Crítica de "Sácame del paraíso (Wanderlust)"

Crítica de Sácame del paraíso (Wanderlust)
¡Hombre! Una de cuarentones con complejo de Peter Pan. Con crisis de pareja y problemas socio-laborales. Oh, y con Paul Rudd. Fijo que es de Apatow. Bueno, no exactamente, Sácame del paraíso viene con la firma de David Wain (Mal ejemplo) tras las cámaras, pero sí: Judd Apatow produce esta nueva comedia entre lo romántico y lo generacional, sobre una pareja (Rudd y Jennifer Aniston) que de vivir en la gran manzana con trabajos de esos que molan (sin ir más lejos, ella abre la película yendo a presentar un documental sobre pingüinos con cáncer de testículos a la HBO), se ve de patitas en la calle de la noche a la mañana. Emprenden un viaje que les hace pasar por una comuna hippie, y llegan las tentaciones: ¿seguir su camino hacia una nueva vida laboral y con los compromisos habituales? ¿O vivir en una casa sin puertas, con caballos en el salón y nudistas a su alrededor, consumiendo todo lo que haga falta? Echemos más leña al fuego: por la comuna de marras pululan un Justin Theroux en plan cien por cien erotismo salvaje, y una Malin Akerman que tres cuartos de lo mismo. Difícil, ¿eh?

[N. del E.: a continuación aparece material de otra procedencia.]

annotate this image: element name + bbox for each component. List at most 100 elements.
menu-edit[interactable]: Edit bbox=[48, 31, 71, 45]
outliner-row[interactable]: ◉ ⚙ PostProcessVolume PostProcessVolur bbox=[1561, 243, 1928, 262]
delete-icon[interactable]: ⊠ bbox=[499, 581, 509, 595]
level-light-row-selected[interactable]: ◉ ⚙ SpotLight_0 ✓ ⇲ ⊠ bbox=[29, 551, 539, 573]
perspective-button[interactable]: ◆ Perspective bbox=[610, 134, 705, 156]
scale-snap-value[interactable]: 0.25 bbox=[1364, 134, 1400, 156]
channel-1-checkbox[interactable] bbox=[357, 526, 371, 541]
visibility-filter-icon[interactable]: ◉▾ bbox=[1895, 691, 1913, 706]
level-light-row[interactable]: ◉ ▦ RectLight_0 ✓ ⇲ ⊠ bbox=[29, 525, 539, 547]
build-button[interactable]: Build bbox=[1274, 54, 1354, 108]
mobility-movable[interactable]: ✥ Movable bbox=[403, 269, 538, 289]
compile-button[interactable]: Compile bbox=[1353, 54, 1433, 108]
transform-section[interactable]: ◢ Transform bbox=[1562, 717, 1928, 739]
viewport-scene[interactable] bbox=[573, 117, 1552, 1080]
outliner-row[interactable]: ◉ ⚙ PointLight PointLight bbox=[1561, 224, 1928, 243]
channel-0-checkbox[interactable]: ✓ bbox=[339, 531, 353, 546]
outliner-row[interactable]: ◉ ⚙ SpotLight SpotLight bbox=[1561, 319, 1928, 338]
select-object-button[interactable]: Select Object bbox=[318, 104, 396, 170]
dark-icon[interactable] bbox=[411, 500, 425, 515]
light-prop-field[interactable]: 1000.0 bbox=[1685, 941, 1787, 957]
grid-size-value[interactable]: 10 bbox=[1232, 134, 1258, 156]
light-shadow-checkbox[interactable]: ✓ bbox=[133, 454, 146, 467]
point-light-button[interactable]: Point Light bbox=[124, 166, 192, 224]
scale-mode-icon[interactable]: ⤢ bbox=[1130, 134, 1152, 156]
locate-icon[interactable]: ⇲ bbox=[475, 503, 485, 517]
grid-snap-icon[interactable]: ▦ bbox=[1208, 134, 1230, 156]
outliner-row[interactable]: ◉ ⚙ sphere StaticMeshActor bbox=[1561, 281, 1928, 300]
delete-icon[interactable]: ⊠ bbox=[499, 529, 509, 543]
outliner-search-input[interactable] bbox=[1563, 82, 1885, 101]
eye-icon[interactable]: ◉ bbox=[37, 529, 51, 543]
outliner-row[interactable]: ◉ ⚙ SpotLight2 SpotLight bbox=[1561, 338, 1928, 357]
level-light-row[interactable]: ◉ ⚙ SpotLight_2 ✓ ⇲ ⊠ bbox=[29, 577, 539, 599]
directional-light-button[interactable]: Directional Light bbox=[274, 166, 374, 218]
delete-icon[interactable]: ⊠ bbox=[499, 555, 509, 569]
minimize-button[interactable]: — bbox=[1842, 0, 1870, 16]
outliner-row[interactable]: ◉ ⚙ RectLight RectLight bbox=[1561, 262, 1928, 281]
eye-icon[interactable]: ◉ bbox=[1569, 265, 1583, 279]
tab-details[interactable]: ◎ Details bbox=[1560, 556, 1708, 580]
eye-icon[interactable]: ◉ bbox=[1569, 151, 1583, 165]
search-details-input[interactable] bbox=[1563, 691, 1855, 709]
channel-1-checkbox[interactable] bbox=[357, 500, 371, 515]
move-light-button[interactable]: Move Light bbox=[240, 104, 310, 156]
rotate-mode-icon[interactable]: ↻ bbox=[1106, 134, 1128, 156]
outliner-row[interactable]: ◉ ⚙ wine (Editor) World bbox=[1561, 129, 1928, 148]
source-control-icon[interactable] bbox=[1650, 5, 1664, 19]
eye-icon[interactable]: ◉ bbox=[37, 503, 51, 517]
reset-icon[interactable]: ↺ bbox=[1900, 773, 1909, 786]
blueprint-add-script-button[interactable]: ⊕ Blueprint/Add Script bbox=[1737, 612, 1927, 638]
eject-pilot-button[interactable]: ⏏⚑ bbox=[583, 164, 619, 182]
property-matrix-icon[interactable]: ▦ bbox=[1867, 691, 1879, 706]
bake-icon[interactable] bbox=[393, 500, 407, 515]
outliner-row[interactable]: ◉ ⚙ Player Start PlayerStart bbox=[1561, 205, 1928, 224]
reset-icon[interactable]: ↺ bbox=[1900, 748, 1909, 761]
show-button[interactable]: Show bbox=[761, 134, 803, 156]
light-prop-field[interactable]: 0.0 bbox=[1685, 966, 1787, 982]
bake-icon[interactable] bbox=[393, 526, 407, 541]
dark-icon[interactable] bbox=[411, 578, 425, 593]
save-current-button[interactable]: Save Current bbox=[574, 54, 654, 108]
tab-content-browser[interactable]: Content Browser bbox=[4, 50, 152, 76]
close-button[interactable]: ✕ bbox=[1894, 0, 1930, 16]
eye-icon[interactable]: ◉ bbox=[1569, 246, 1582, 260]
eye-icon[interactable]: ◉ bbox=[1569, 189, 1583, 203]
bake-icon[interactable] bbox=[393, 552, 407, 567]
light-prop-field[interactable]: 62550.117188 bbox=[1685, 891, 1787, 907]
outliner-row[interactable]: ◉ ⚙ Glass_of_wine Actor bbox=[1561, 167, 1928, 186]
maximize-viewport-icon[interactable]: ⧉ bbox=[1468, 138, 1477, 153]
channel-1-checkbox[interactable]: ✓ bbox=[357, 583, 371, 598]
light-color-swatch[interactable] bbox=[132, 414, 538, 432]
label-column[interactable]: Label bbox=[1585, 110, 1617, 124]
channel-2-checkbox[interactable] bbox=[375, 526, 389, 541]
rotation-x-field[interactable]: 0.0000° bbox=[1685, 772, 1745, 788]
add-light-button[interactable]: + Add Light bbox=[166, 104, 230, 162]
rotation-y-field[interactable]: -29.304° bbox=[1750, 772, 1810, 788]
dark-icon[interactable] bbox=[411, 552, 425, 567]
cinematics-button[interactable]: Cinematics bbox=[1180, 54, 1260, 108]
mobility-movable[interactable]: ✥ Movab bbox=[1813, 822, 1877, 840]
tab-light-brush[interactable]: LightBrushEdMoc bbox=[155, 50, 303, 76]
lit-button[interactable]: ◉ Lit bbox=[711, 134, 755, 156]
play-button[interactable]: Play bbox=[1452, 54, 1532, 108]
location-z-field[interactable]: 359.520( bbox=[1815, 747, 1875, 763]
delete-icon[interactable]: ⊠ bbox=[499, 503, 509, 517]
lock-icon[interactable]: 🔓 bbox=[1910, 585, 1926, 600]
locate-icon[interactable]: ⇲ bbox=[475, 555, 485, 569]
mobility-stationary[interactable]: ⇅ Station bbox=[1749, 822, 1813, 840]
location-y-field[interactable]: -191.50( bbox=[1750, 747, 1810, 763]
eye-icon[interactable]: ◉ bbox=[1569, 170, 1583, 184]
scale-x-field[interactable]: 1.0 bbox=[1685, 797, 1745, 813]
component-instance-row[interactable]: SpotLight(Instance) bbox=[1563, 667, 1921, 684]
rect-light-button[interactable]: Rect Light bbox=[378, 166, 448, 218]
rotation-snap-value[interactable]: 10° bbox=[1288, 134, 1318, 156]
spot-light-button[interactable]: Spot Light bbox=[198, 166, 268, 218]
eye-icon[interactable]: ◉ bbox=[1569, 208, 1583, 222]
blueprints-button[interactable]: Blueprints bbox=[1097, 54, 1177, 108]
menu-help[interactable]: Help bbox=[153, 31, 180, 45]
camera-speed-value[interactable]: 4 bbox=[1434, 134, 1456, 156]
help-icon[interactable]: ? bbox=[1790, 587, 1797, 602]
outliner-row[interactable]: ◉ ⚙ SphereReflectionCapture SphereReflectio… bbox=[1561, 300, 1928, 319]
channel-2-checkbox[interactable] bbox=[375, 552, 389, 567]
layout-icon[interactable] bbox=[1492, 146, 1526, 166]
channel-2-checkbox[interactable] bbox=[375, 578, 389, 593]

Eso, las situaciones que se generan por la colocación de una pareja de yuppies en medio de un universo tan distinto (y por su “colocación” en general, no sé si me explico) forman el grueso del cotarro. Anécdota argumental a partir de la que Sácame del paraíso vuelve a hablar de los sospechosos habituales, algunos más elevados (citados al principio), otros de puro folletín: que si crispaciones sentimentales, que si tentaciones, que si adaptación dispar de una y otro a su nuevo entorno. Lo que, en definitiva, ya se espera de una comedia de este estilo, máxime teniendo en cuenta que tiene la familia que tiene. Tan poco rompedora resulta la que nos ocupa a priori, como en su día parecieron Lío embarazoso, Supersalidos o La boda de mi mejor amiga. Pero cierto es que aquellas, a posteriori sí descubrían una vertiente mordedora, subversiva incluso. Cosa que se echa en falta en la de Wain. O sea que en definitiva, aquí no se sale de la mera anécdota, de cine de entretenimiento eficaz y consumo rápido (y aún más rápido olvido).

Crítica de Sácame del paraíso (Wanderlust)

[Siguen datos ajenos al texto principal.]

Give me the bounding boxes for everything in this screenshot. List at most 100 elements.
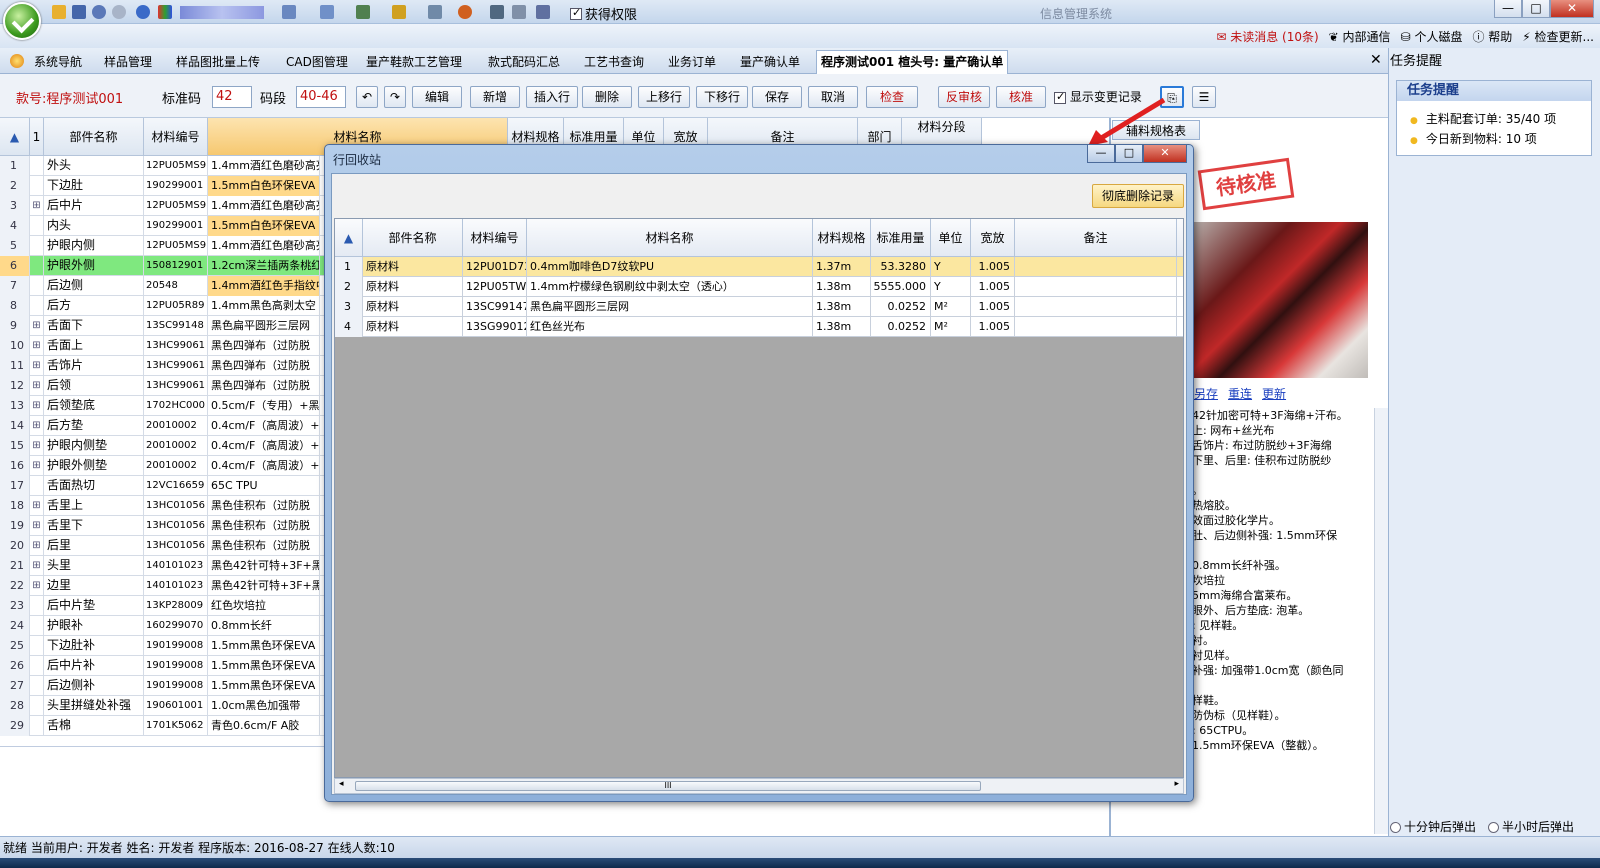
material-name-cell[interactable]: 黑色四弹布（过防脱	[208, 356, 320, 376]
tab-size-summary[interactable]: 款式配码汇总	[484, 51, 564, 73]
part-name-cell[interactable]: 下边肚补	[44, 636, 144, 656]
dlg-material-header[interactable]: 材料名称	[527, 219, 813, 257]
tab-cad[interactable]: CAD图管理	[282, 51, 352, 73]
refresh-link[interactable]: 更新	[1262, 385, 1286, 402]
standard-size-input[interactable]: 42	[212, 86, 252, 108]
spec-cell[interactable]: 1.38m	[813, 317, 871, 337]
personal-disk-link[interactable]: ⛁ 个人磁盘	[1401, 28, 1463, 45]
part-name-cell[interactable]: 护眼内侧	[44, 236, 144, 256]
select-all-header[interactable]: ▲	[0, 118, 30, 156]
expand-icon[interactable]	[30, 656, 44, 676]
task-box-title[interactable]: 任务提醒	[1397, 81, 1591, 101]
expand-icon[interactable]	[30, 476, 44, 496]
dlg-code-header[interactable]: 材料编号	[463, 219, 527, 257]
part-name-cell[interactable]: 后里	[44, 536, 144, 556]
material-name-cell[interactable]: 1.5mm黑色环保EVA	[208, 676, 320, 696]
material-name-cell[interactable]: 1.5mm黑色环保EVA	[208, 656, 320, 676]
expand-icon[interactable]	[30, 636, 44, 656]
move-down-button[interactable]: 下移行	[696, 86, 748, 108]
popup-10min-option[interactable]: 十分钟后弹出	[1390, 818, 1476, 835]
permission-checkbox[interactable]	[570, 6, 582, 20]
material-code-cell[interactable]: 190199008	[144, 656, 208, 676]
material-name-cell[interactable]: 0.8mm长纤	[208, 616, 320, 636]
row-number[interactable]: 24	[0, 616, 30, 636]
row-number[interactable]: 5	[0, 236, 30, 256]
material-name-cell[interactable]: 1.5mm白色环保EVA	[208, 216, 320, 236]
approve-button[interactable]: 核准	[996, 86, 1046, 108]
row-number[interactable]: 23	[0, 596, 30, 616]
scroll-right-icon[interactable]: ▸	[1174, 779, 1179, 789]
radio-30min[interactable]	[1488, 822, 1500, 833]
row-number[interactable]: 4	[0, 216, 30, 236]
dlg-allowance-header[interactable]: 宽放	[971, 219, 1015, 257]
material-code-cell[interactable]: 13HC01056	[144, 496, 208, 516]
material-code-cell[interactable]: 1701K5062	[144, 716, 208, 736]
material-code-cell[interactable]: 13SG99012	[463, 317, 527, 337]
unit-cell[interactable]: Y	[931, 277, 971, 297]
row-number[interactable]: 27	[0, 676, 30, 696]
expand-icon[interactable]: ⊞	[30, 556, 44, 576]
apps-icon[interactable]	[158, 5, 172, 19]
tab-batch-upload[interactable]: 样品图批量上传	[172, 51, 264, 73]
internal-comm-link[interactable]: ❦ 内部通信	[1329, 28, 1391, 45]
save-icon[interactable]	[72, 5, 86, 19]
scroll-thumb[interactable]: III	[355, 781, 981, 791]
show-changes-checkbox[interactable]	[1054, 90, 1066, 104]
expand-icon[interactable]: ⊞	[30, 336, 44, 356]
row-number[interactable]: 20	[0, 536, 30, 556]
calculator-icon[interactable]	[490, 5, 504, 19]
tab-program-test[interactable]: 程序测试001 楦头号: 量产确认单	[816, 50, 1009, 74]
tab-system-nav[interactable]: 系统导航	[30, 51, 86, 73]
expand-icon[interactable]: ⊞	[30, 416, 44, 436]
material-code-cell[interactable]: 20010002	[144, 416, 208, 436]
row-number[interactable]: 25	[0, 636, 30, 656]
expand-icon[interactable]	[30, 216, 44, 236]
allowance-cell[interactable]: 1.005	[971, 257, 1015, 277]
purge-records-button[interactable]: 彻底删除记录	[1092, 184, 1184, 208]
part-name-cell[interactable]: 护眼内侧垫	[44, 436, 144, 456]
row-number[interactable]: 18	[0, 496, 30, 516]
material-code-cell[interactable]: 12PU05TW9	[463, 277, 527, 297]
row-number[interactable]: 26	[0, 656, 30, 676]
material-name-cell[interactable]: 黑色42针可特+3F+黑	[208, 556, 320, 576]
spec-cell[interactable]: 1.37m	[813, 257, 871, 277]
row-number[interactable]: 12	[0, 376, 30, 396]
material-name-cell[interactable]: 1.5mm黑色环保EVA	[208, 636, 320, 656]
expand-icon[interactable]	[30, 676, 44, 696]
spec-cell[interactable]: 1.38m	[813, 277, 871, 297]
material-code-cell[interactable]: 160299070	[144, 616, 208, 636]
table-row[interactable]: 4 原材料 13SG99012 红色丝光布 1.38m 0.0252 M² 1.005	[335, 317, 1183, 337]
expand-icon[interactable]	[30, 176, 44, 196]
expand-icon[interactable]	[30, 296, 44, 316]
remark-cell[interactable]	[1015, 277, 1177, 297]
part-name-cell[interactable]: 舌棉	[44, 716, 144, 736]
material-name-cell[interactable]: 红色坎培拉	[208, 596, 320, 616]
remark-cell[interactable]	[1015, 297, 1177, 317]
expand-icon[interactable]: ⊞	[30, 356, 44, 376]
expand-icon[interactable]: ⊞	[30, 456, 44, 476]
material-name-cell[interactable]: 黑色佳积布（过防脱	[208, 536, 320, 556]
report-icon[interactable]	[536, 5, 550, 19]
spec-cell[interactable]: 1.38m	[813, 297, 871, 317]
expand-icon[interactable]	[30, 256, 44, 276]
row-number[interactable]: 22	[0, 576, 30, 596]
material-code-cell[interactable]: 13SC99147	[463, 297, 527, 317]
part-name-cell[interactable]: 下边肚	[44, 176, 144, 196]
part-name-cell[interactable]: 后方	[44, 296, 144, 316]
table-row[interactable]: 3 原材料 13SC99147 黑色扁平圆形三层网 1.38m 0.0252 M² 1.005	[335, 297, 1183, 317]
dlg-remark-header[interactable]: 备注	[1015, 219, 1177, 257]
level-header[interactable]: 1	[30, 118, 44, 156]
task-item-materials[interactable]: 今日新到物料: 10 项	[1410, 130, 1537, 147]
allowance-cell[interactable]: 1.005	[971, 317, 1015, 337]
cancel-button[interactable]: 取消	[808, 86, 858, 108]
reconnect-link[interactable]: 重连	[1228, 385, 1252, 402]
part-name-cell[interactable]: 舌里上	[44, 496, 144, 516]
material-name-cell[interactable]: 黑色扁平圆形三层网	[208, 316, 320, 336]
dlg-std-header[interactable]: 标准用量	[871, 219, 931, 257]
tab-sample-mgmt[interactable]: 样品管理	[100, 51, 156, 73]
remark-cell[interactable]	[1015, 317, 1177, 337]
row-number[interactable]: 15	[0, 436, 30, 456]
row-number[interactable]: 2	[0, 176, 30, 196]
save-button[interactable]: 保存	[752, 86, 802, 108]
help-link[interactable]: ⓘ 帮助	[1472, 28, 1512, 45]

También valdría (piénsese en lo bien que funcionan como tales Te quiero tío, Paso de ti…), pero aquí falta algo. Es curioso, pero lo que mejor funciona en Sácame del paraíso son las escenas iniciales y las finales, aquellas en que aún no se ha llegado a la comuna o ya se ha salido de ella. Ahí, el humor brilla con fuerza; estupendas todas y cada una de las pullas que se le lanzan a la HBO y al estilo de vida neoyorquino. Pero desde que se reúnen con los hippies, poco a poco va perdiéndose el fuelle. Siguen apareciendo momentos descacharrantes, especialmente gracias a un Paul Rudd entregado; pero el film no tarda en instalarse en un estado de apatía, de divertimento regulero e interés prácticamente inexistente. Como si los primeros en cansarse de la broma hubiesen sido los propios responsables.

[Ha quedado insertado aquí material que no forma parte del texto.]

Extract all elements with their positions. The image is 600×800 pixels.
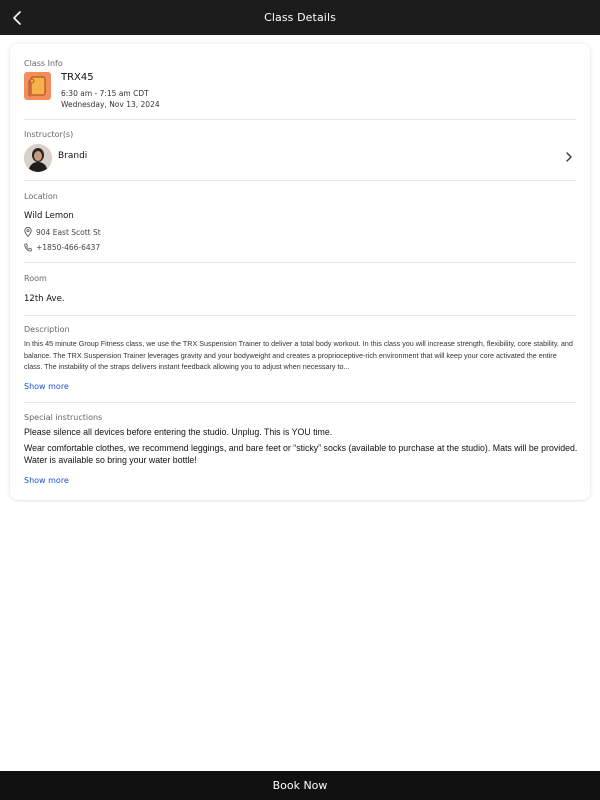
class-date: Wednesday, Nov 13, 2024: [61, 100, 160, 109]
map-pin-icon: [24, 227, 32, 237]
class-name: TRX45: [61, 72, 94, 83]
phone-icon: [24, 243, 32, 252]
divider: [24, 262, 576, 263]
chevron-left-icon: [12, 10, 21, 25]
room-name: 12th Ave.: [24, 294, 65, 304]
page-title: Class Details: [264, 11, 336, 24]
instructor-name[interactable]: Brandi: [58, 151, 87, 161]
chevron-right-icon[interactable]: [562, 150, 576, 164]
location-address[interactable]: 904 East Scott St: [24, 227, 101, 237]
description-text: In this 45 minute Group Fitness class, w…: [24, 339, 573, 372]
divider: [24, 402, 576, 403]
class-info-label: Class Info: [24, 59, 63, 68]
top-bar: Class Details: [0, 0, 600, 35]
instructor-label: Instructor(s): [24, 130, 74, 139]
special-instructions-line-2: Wear comfortable clothes, we recommend l…: [24, 443, 578, 465]
divider: [24, 180, 576, 181]
address-text: 904 East Scott St: [36, 227, 101, 237]
book-now-button[interactable]: Book Now: [0, 771, 600, 800]
class-details-card: Class Info TRX45 6:30 am - 7:15 am CDT W…: [10, 44, 590, 500]
divider: [24, 119, 576, 120]
location-name: Wild Lemon: [24, 211, 74, 221]
description-label: Description: [24, 325, 70, 334]
divider: [24, 315, 576, 316]
class-info-section: Class Info TRX45 6:30 am - 7:15 am CDT W…: [24, 44, 576, 118]
back-button[interactable]: [4, 4, 31, 31]
special-instructions-show-more-link[interactable]: Show more: [24, 476, 69, 485]
location-phone[interactable]: +1850-466-6437: [24, 243, 100, 252]
class-thumbnail: [24, 72, 51, 100]
location-label: Location: [24, 192, 58, 201]
class-time: 6:30 am - 7:15 am CDT: [61, 89, 149, 98]
instructor-avatar[interactable]: [24, 144, 52, 172]
phone-text: +1850-466-6437: [36, 243, 101, 252]
yoga-mat-icon: [27, 76, 46, 97]
instructor-photo: [24, 144, 52, 172]
special-instructions-label: Special instructions: [24, 413, 103, 422]
book-now-label: Book Now: [272, 779, 328, 792]
room-label: Room: [24, 274, 47, 283]
special-instructions-line-1: Please silence all devices before enteri…: [24, 427, 333, 437]
description-show-more-link[interactable]: Show more: [24, 382, 69, 391]
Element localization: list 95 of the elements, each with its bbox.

Claro, la película cae bien (porque todos sus involucrados caen bien) y se puede ver sin problemas. Constituye un plan perfecto para ocupar hora y media (o más si se queda uno a los títulos de crédito para ver las tomas falsas), y tiene algún que otro pico de humor francamente acertado. Pero no nos engañemos: a estas alturas el cine está muy caro, y semejante esfuerzo por tan poca recompensa no es la mejor de las ideas que haya tenido la tropa de Judd Apatow. Se esperaba mucho más de ella. Se le exigía mucho más.